Rules For Scuba Diving
In-depth explorations of the marine world offers insights and experiences you weren’t originally meant for, so it is imperative to follow rules for scuba diving. These basic rules give you a safety primer for yourself and the environment you're exploring and, along with common sense, will give you many fun and informative scuba diving memories and ultimate underwater confidence.
- You must be certified. No, you won’t get into any official trouble if you aren’t, but that’s besides the point. Given the nature of the sport, it can be extremely dangerous and even fatal if you’re not trained properly. Additionally, dive shop owners will ask for your certification card when you need to rent equipment or refill tanks with air.
- Get fitted for the necessary equipment. You’ll be able to rent other equipment, but gear such as masks, fins, booties, wetsuits, buoyancy compensators, weights and belts need to be personally fitted to your face, body and comfort.

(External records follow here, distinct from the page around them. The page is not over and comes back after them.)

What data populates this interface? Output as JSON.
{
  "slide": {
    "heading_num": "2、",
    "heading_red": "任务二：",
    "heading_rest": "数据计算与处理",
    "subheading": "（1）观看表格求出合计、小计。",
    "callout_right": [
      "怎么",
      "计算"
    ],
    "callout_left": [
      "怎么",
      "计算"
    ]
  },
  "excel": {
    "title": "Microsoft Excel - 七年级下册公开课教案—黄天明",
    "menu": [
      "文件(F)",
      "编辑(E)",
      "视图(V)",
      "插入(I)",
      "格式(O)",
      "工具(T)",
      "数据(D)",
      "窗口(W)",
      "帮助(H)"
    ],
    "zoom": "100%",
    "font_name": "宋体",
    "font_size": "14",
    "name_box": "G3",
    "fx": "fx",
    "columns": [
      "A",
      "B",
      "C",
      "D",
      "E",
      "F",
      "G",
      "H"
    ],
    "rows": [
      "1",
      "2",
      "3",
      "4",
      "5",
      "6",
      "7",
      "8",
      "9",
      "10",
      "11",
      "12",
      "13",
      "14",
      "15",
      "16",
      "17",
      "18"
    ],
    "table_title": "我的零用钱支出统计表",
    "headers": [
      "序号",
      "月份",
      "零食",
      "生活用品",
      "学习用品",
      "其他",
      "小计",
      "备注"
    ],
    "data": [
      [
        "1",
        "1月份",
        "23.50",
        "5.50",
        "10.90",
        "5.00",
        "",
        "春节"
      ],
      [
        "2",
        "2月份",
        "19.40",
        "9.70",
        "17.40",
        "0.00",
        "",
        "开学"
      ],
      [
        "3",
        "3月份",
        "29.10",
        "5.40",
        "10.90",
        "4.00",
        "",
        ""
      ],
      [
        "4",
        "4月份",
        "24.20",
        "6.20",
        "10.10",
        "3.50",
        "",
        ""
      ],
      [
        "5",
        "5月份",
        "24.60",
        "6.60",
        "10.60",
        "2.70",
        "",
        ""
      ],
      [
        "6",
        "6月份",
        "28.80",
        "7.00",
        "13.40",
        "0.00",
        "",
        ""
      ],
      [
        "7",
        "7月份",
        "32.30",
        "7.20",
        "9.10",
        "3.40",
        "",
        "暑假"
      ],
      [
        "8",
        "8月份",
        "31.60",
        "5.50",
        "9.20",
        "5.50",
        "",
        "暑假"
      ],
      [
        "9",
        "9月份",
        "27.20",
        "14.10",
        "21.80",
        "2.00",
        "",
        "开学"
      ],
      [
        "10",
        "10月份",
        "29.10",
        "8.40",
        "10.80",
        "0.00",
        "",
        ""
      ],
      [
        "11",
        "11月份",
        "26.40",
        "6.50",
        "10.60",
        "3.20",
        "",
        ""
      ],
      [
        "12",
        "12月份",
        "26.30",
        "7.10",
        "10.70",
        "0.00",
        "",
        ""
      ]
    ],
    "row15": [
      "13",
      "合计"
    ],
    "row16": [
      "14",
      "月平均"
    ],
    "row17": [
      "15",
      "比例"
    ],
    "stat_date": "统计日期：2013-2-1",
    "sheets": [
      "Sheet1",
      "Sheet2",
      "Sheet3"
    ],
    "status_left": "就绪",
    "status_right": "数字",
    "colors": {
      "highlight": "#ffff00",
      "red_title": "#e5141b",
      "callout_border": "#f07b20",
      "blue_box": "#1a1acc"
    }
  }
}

- Ascend slowly—not more than 30 feet per minute. As you are ascending from a dive, you’ll will need to follow this cardinal scuba diving rule or you’ll greatly risk getting decompression sickness (aka “the bends”), which is a painful condition that results from swift changes in pressure.
- Perform safety stops. A safety stop should be performed at the end of your dives to avoid the decompression sickness. You will need to stop ascending at approximately fifteen feet from the surface for a five minute minimum or even wait for ten to fifteen minutes before breaking though the water’s surface.
- Check your equipment before you dive. You don’t want to find out too late that some of your gear isn’t working—it can be extremely dangerous. Don’t be too hasty—double or triple check.
- Do not ever dive alone—always bring along a dive buddy. Even the majority of veteran and professional scuba divers follow this rule. You’ll diving partner will keep an eye on you and vice-versa in equal measure. Diving alone can be fatal and shouldn’t be attempted.
- You must be healthy and in good physical shape. Size and weight is not as important as your cardiovascular endurance, strength, power and general athletic ability. You need to be able to swim very well and take the stress of underwater pressure. Your swimming skills will be tested before you get certified as a basic scuba diver. Don’t forget to talk to your doctor if you have any concerns.
- Do not touch marine life. This applies to coral as well as marine animals—seemingly sturdy coral is actually very vulnerable to human touch (the chemicals in human skin can kill off a portion of coral upon contact). The waters and the life contained within can be impacted in unforeseeable ways if you violate this rule, not to mention that fish and other sea animals could be equally dangerous to you.